NASIONAL

Ancaman Perubahan Iklim, Sri Mulyani: Indonesia Butuh Rp3.461 Triliun

Jakarta (SI Online) – Menteri Keuangan Sri Mulyani setidaknya dua kali mengingatkan ancaman besar perubahan iklim (climate change), yaitu pada webinar virtual, Ahad (22/8) dan disusul dengan pembicaraan daring juga pada Kamis (26/08) kemarin. Perubahan iklim diperkirakan mulai berdampak pada 2030-2045.

Sri Mulyani menyebutkan, kebutuhan Indonesia mengatasi perubahan iklim mencapai Rp3.461 triliun atau setara dengan 266 miliar dolar AS hingga tahun 2030.

“Ini berarti belanja mitigasi kementerian/lembaga kita selama ini baru menutupi 21 persen dari kebutuhan pendanaan untuk bisa mencapai komitmen Paris atau Net Zero Emission untuk 2060,” ucap Sri Mulyani dalam diskusi daring di Jakarta, Kamis (26/8), seperti dilansir ANTARA.

Beberapa hari sebelumnya Menkeku menjelaskan, selain Covid-19, ternyata masih ada ancaman yang sangat nyata bagi Indonesia di masa depan.

“Satu hal sedang dibahas dan menjadi persoalan pelik di dunia yaitu climate change. Ini akan menjadi risiko yang nyata karena kebetulan waktu kita bicara tentang Indonesia 2045, kita akan bicara tentang timeline climate change,” ujarnya.

Menurutnya, jika Indonesia dan negara di dunia tidak bisa menciptakan nol emisi karbon (net zero emission) pada periode 2040-2050, maka dampaknya akan sangat besar dan bisa menjadi bencana.

Adapun dampak yang bisa ditimbulkan dari perubahan iklim adalah peningkatan suhu bumi yang saat ini sudah mulai terasa. Dampak ini akan sangat nyata terjadi bagi Indonesia yang juga bisa dilihat dari laporan Panel Antarpemerintah tentang Perubahan Iklim (Intergovernmental Panel on Climate Change/IPCC).

“Dalam laporan IPCC mengenai masalah dampak climate change di kawasan south Asia, Indonesia jadi salah satu negara yang dilihat akan mengalami dampak yang luar biasa dari mulai pemanasan yang bisa menjadi kebakaran hutan hingga banjir yang bisa melanda kota-kota di Indonesia termasuk dalam hal ini kenaikan permukaan laut,” kata dia.

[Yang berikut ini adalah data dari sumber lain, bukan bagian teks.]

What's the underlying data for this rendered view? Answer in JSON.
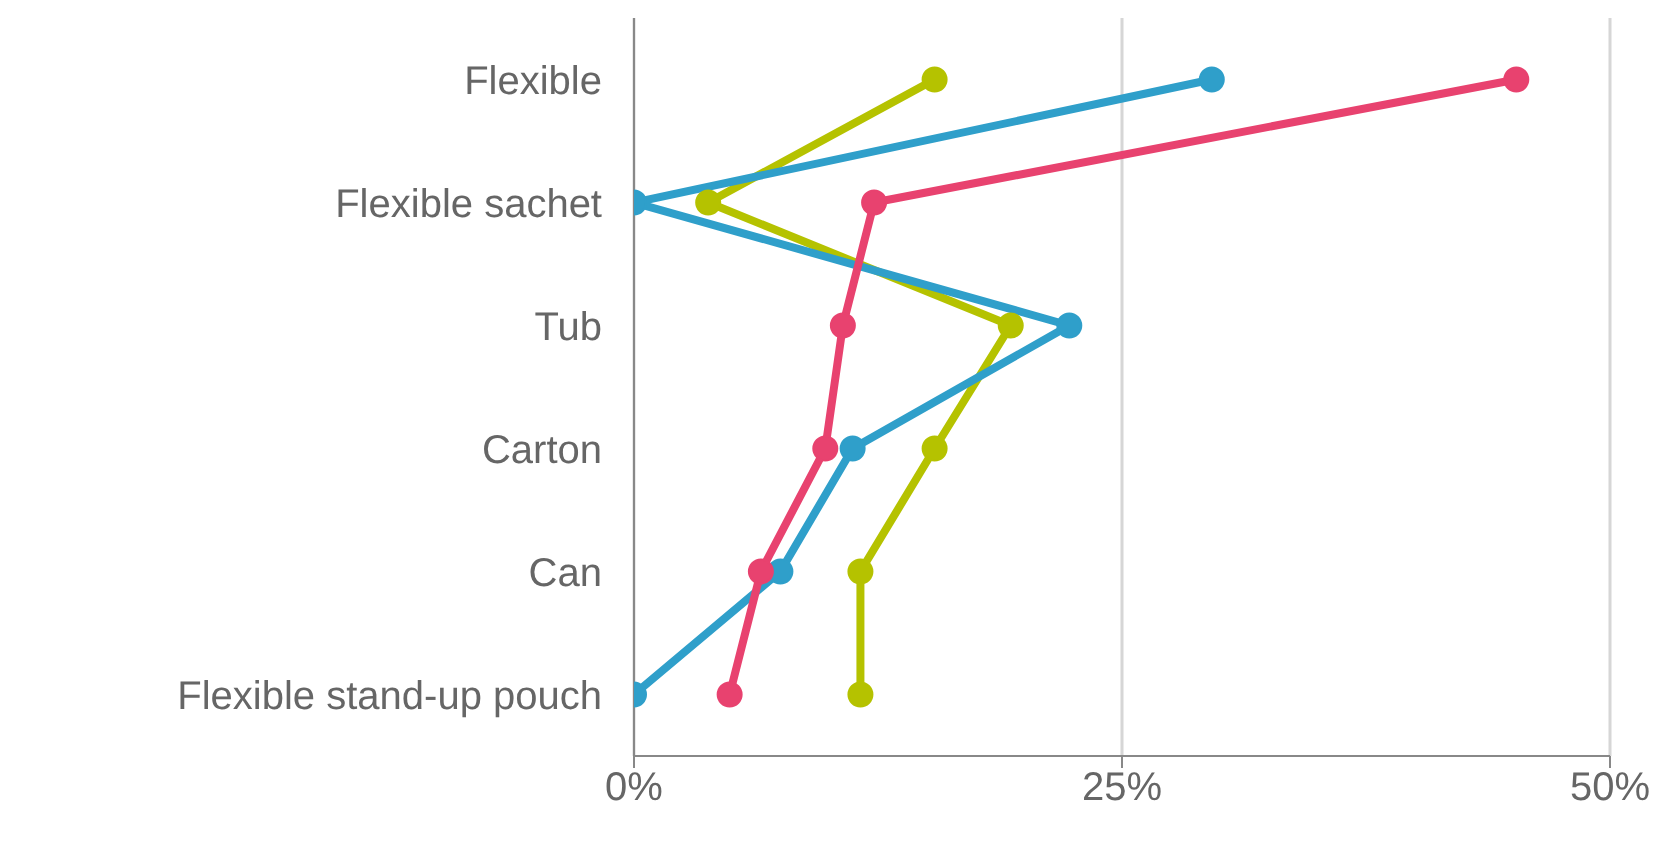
{
  "chart_data": {
    "type": "line",
    "orientation": "horizontal",
    "categories": [
      "Flexible",
      "Flexible sachet",
      "Tub",
      "Carton",
      "Can",
      "Flexible stand-up pouch"
    ],
    "series": [
      {
        "color": "#b5c200",
        "values": [
          15.4,
          3.8,
          19.3,
          15.4,
          11.6,
          11.6
        ]
      },
      {
        "color": "#2f9fca",
        "values": [
          29.6,
          0,
          22.3,
          11.2,
          7.5,
          0
        ]
      },
      {
        "color": "#e8426f",
        "values": [
          45.2,
          12.3,
          10.7,
          9.8,
          6.5,
          4.9
        ]
      }
    ],
    "xlim": [
      0,
      50
    ],
    "xticks": [
      {
        "value": 0,
        "label": "0%"
      },
      {
        "value": 25,
        "label": "25%"
      },
      {
        "value": 50,
        "label": "50%"
      }
    ],
    "grid": "x",
    "marker": "circle",
    "line_style": "solid"
  }
}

Bendahara negara ini menjelaskan, dampak buruk ini bisa dialami Indonesia karena dipengaruhi demografisnya sebagai negara kepulauan. Sehingga langkah mitigasi harus dilakukan sejak dini.

“Ini menjadi masalah relevan, dimensi sosial ekonomi dan tentu saja dari dimensi finansial dan politik. Ini isu yang akan menjadi salah satu tantangan besar yang perlu menjadi perhatian dan policy-nya perlu disiapkan,” jelasnya.

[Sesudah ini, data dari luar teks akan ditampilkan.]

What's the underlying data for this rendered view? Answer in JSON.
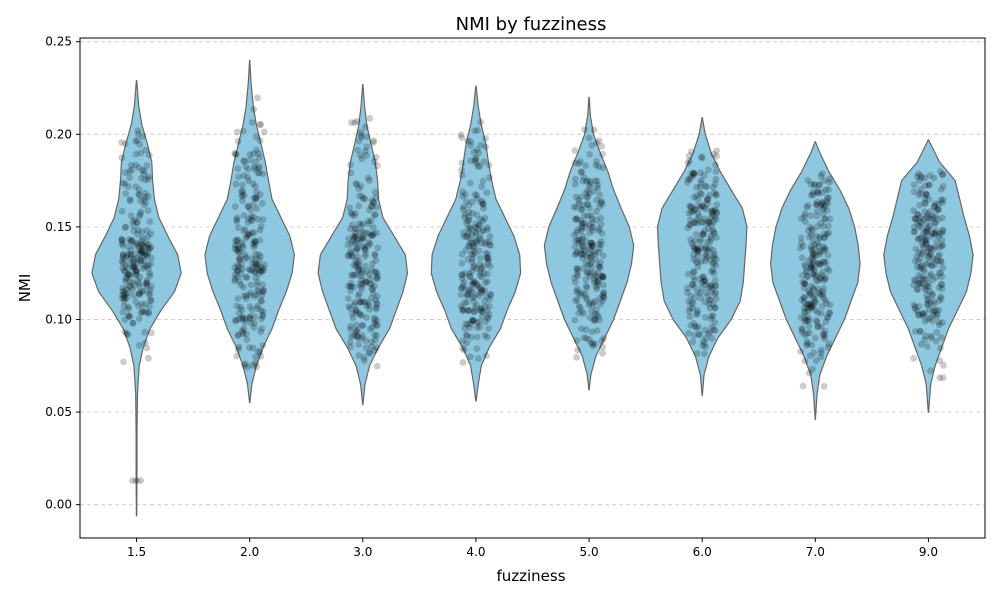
{
  "chart_data": {
    "type": "violin",
    "title": "NMI by fuzziness",
    "xlabel": "fuzziness",
    "ylabel": "NMI",
    "ylim": [
      -0.018,
      0.252
    ],
    "yticks": [
      "0.00",
      "0.05",
      "0.10",
      "0.15",
      "0.20",
      "0.25"
    ],
    "grid": "horizontal-dashed",
    "colors": {
      "violin_fill": "#8ec8e0",
      "violin_edge": "#666666",
      "points": "#000000",
      "grid": "#cccccc"
    },
    "categories": [
      "1.5",
      "2.0",
      "3.0",
      "4.0",
      "5.0",
      "6.0",
      "7.0",
      "9.0"
    ],
    "series": [
      {
        "category": "1.5",
        "min": -0.006,
        "max": 0.229,
        "profile": [
          [
            -0.006,
            0.003
          ],
          [
            0.0,
            0.006
          ],
          [
            0.02,
            0.01
          ],
          [
            0.04,
            0.01
          ],
          [
            0.06,
            0.02
          ],
          [
            0.075,
            0.06
          ],
          [
            0.085,
            0.15
          ],
          [
            0.095,
            0.3
          ],
          [
            0.105,
            0.55
          ],
          [
            0.115,
            0.85
          ],
          [
            0.125,
            1.0
          ],
          [
            0.135,
            0.92
          ],
          [
            0.145,
            0.7
          ],
          [
            0.155,
            0.5
          ],
          [
            0.165,
            0.4
          ],
          [
            0.175,
            0.36
          ],
          [
            0.185,
            0.34
          ],
          [
            0.195,
            0.24
          ],
          [
            0.205,
            0.12
          ],
          [
            0.215,
            0.05
          ],
          [
            0.229,
            0.003
          ]
        ],
        "point_range": [
          0.077,
          0.21
        ],
        "outliers": [
          0.013,
          0.013,
          0.013
        ]
      },
      {
        "category": "2.0",
        "min": 0.055,
        "max": 0.24,
        "profile": [
          [
            0.055,
            0.003
          ],
          [
            0.065,
            0.05
          ],
          [
            0.075,
            0.15
          ],
          [
            0.085,
            0.3
          ],
          [
            0.095,
            0.5
          ],
          [
            0.105,
            0.65
          ],
          [
            0.115,
            0.82
          ],
          [
            0.125,
            0.95
          ],
          [
            0.135,
            1.0
          ],
          [
            0.145,
            0.9
          ],
          [
            0.155,
            0.7
          ],
          [
            0.165,
            0.5
          ],
          [
            0.175,
            0.42
          ],
          [
            0.185,
            0.35
          ],
          [
            0.195,
            0.25
          ],
          [
            0.205,
            0.15
          ],
          [
            0.215,
            0.08
          ],
          [
            0.228,
            0.03
          ],
          [
            0.24,
            0.003
          ]
        ],
        "point_range": [
          0.074,
          0.222
        ],
        "outliers": []
      },
      {
        "category": "3.0",
        "min": 0.054,
        "max": 0.227,
        "profile": [
          [
            0.054,
            0.003
          ],
          [
            0.065,
            0.05
          ],
          [
            0.075,
            0.15
          ],
          [
            0.085,
            0.35
          ],
          [
            0.095,
            0.6
          ],
          [
            0.105,
            0.75
          ],
          [
            0.115,
            0.9
          ],
          [
            0.125,
            1.0
          ],
          [
            0.135,
            0.95
          ],
          [
            0.145,
            0.7
          ],
          [
            0.155,
            0.45
          ],
          [
            0.165,
            0.35
          ],
          [
            0.175,
            0.33
          ],
          [
            0.185,
            0.28
          ],
          [
            0.195,
            0.18
          ],
          [
            0.205,
            0.09
          ],
          [
            0.215,
            0.04
          ],
          [
            0.227,
            0.003
          ]
        ],
        "point_range": [
          0.073,
          0.21
        ],
        "outliers": []
      },
      {
        "category": "4.0",
        "min": 0.056,
        "max": 0.226,
        "profile": [
          [
            0.056,
            0.003
          ],
          [
            0.065,
            0.05
          ],
          [
            0.075,
            0.12
          ],
          [
            0.085,
            0.3
          ],
          [
            0.095,
            0.55
          ],
          [
            0.105,
            0.7
          ],
          [
            0.115,
            0.88
          ],
          [
            0.125,
            1.0
          ],
          [
            0.135,
            0.98
          ],
          [
            0.145,
            0.85
          ],
          [
            0.155,
            0.65
          ],
          [
            0.165,
            0.45
          ],
          [
            0.175,
            0.35
          ],
          [
            0.185,
            0.28
          ],
          [
            0.195,
            0.22
          ],
          [
            0.205,
            0.12
          ],
          [
            0.215,
            0.05
          ],
          [
            0.226,
            0.003
          ]
        ],
        "point_range": [
          0.074,
          0.209
        ],
        "outliers": []
      },
      {
        "category": "5.0",
        "min": 0.062,
        "max": 0.22,
        "profile": [
          [
            0.062,
            0.003
          ],
          [
            0.07,
            0.04
          ],
          [
            0.08,
            0.15
          ],
          [
            0.09,
            0.35
          ],
          [
            0.1,
            0.55
          ],
          [
            0.11,
            0.7
          ],
          [
            0.12,
            0.85
          ],
          [
            0.13,
            0.95
          ],
          [
            0.14,
            1.0
          ],
          [
            0.15,
            0.9
          ],
          [
            0.16,
            0.72
          ],
          [
            0.17,
            0.55
          ],
          [
            0.18,
            0.42
          ],
          [
            0.19,
            0.25
          ],
          [
            0.2,
            0.1
          ],
          [
            0.21,
            0.03
          ],
          [
            0.22,
            0.003
          ]
        ],
        "point_range": [
          0.079,
          0.203
        ],
        "outliers": []
      },
      {
        "category": "6.0",
        "min": 0.059,
        "max": 0.209,
        "profile": [
          [
            0.059,
            0.003
          ],
          [
            0.07,
            0.04
          ],
          [
            0.08,
            0.15
          ],
          [
            0.09,
            0.35
          ],
          [
            0.1,
            0.65
          ],
          [
            0.11,
            0.85
          ],
          [
            0.12,
            0.92
          ],
          [
            0.13,
            0.95
          ],
          [
            0.14,
            0.98
          ],
          [
            0.15,
            1.0
          ],
          [
            0.16,
            0.9
          ],
          [
            0.17,
            0.65
          ],
          [
            0.18,
            0.4
          ],
          [
            0.19,
            0.2
          ],
          [
            0.2,
            0.07
          ],
          [
            0.209,
            0.003
          ]
        ],
        "point_range": [
          0.08,
          0.193
        ],
        "outliers": []
      },
      {
        "category": "7.0",
        "min": 0.046,
        "max": 0.196,
        "profile": [
          [
            0.046,
            0.003
          ],
          [
            0.06,
            0.04
          ],
          [
            0.07,
            0.1
          ],
          [
            0.08,
            0.25
          ],
          [
            0.09,
            0.45
          ],
          [
            0.1,
            0.65
          ],
          [
            0.11,
            0.8
          ],
          [
            0.12,
            0.95
          ],
          [
            0.13,
            1.0
          ],
          [
            0.14,
            0.96
          ],
          [
            0.15,
            0.88
          ],
          [
            0.16,
            0.75
          ],
          [
            0.17,
            0.55
          ],
          [
            0.18,
            0.3
          ],
          [
            0.19,
            0.1
          ],
          [
            0.196,
            0.003
          ]
        ],
        "point_range": [
          0.062,
          0.18
        ],
        "outliers": []
      },
      {
        "category": "9.0",
        "min": 0.05,
        "max": 0.197,
        "profile": [
          [
            0.05,
            0.003
          ],
          [
            0.065,
            0.05
          ],
          [
            0.075,
            0.15
          ],
          [
            0.085,
            0.3
          ],
          [
            0.095,
            0.45
          ],
          [
            0.105,
            0.65
          ],
          [
            0.115,
            0.85
          ],
          [
            0.125,
            0.95
          ],
          [
            0.135,
            1.0
          ],
          [
            0.145,
            0.92
          ],
          [
            0.155,
            0.8
          ],
          [
            0.165,
            0.7
          ],
          [
            0.175,
            0.6
          ],
          [
            0.185,
            0.25
          ],
          [
            0.197,
            0.003
          ]
        ],
        "point_range": [
          0.065,
          0.18
        ],
        "outliers": []
      }
    ]
  }
}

Maka dari itu, ia berpendapat APBN tidak bisa membiayai sendiri komitmen perubahan iklim tersebut, sehingga dibutuhkan mobilisasi dana yang berasal dari swasta, baik domestik maupun global.

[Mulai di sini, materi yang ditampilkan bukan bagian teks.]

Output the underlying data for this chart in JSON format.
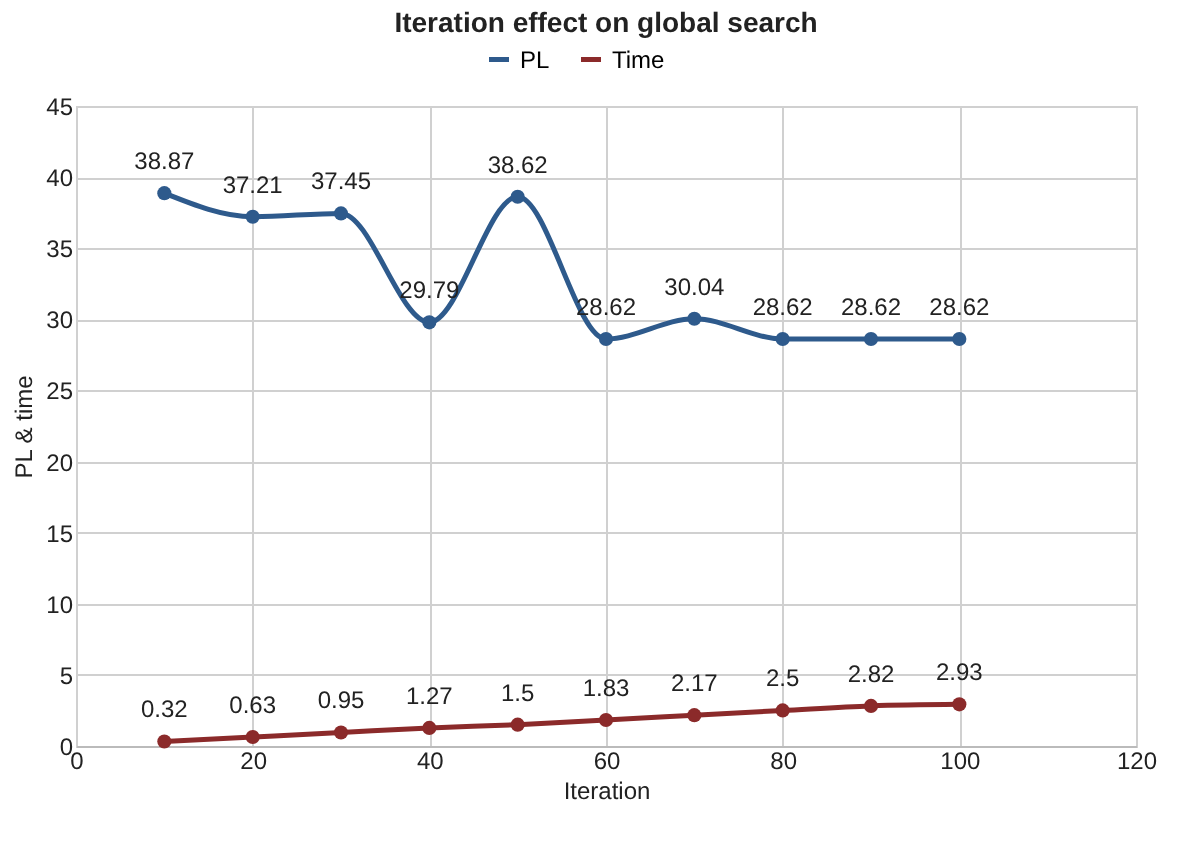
{
  "chart_data": {
    "type": "line",
    "title": "Iteration effect on global search",
    "xlabel": "Iteration",
    "ylabel": "PL & time",
    "x": [
      10,
      20,
      30,
      40,
      50,
      60,
      70,
      80,
      90,
      100
    ],
    "series": [
      {
        "name": "PL",
        "color": "#2e5a8c",
        "values": [
          38.87,
          37.21,
          37.45,
          29.79,
          38.62,
          28.62,
          30.04,
          28.62,
          28.62,
          28.62
        ]
      },
      {
        "name": "Time",
        "color": "#8b2a2a",
        "values": [
          0.32,
          0.63,
          0.95,
          1.27,
          1.5,
          1.83,
          2.17,
          2.5,
          2.82,
          2.93
        ]
      }
    ],
    "xlim": [
      0,
      120
    ],
    "xticks": [
      0,
      20,
      40,
      60,
      80,
      100,
      120
    ],
    "ylim": [
      0,
      45
    ],
    "yticks": [
      0,
      5,
      10,
      15,
      20,
      25,
      30,
      35,
      40,
      45
    ],
    "grid": true,
    "legend": "top",
    "marker": "circle",
    "line_style": "solid",
    "data_labels": true
  }
}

Dengan demikian, pemerintah akan terus memformulasikan kebijakan-kebijakan yang mampu untuk menarik lebih banyak investasi untuk membangun sektor-sektor utama penentu perubahan iklim yakni kehutanan, energi dan transportasi, limbah, pertanian, serta industri, agar tetap bisa memenuhi target penurunan CO2.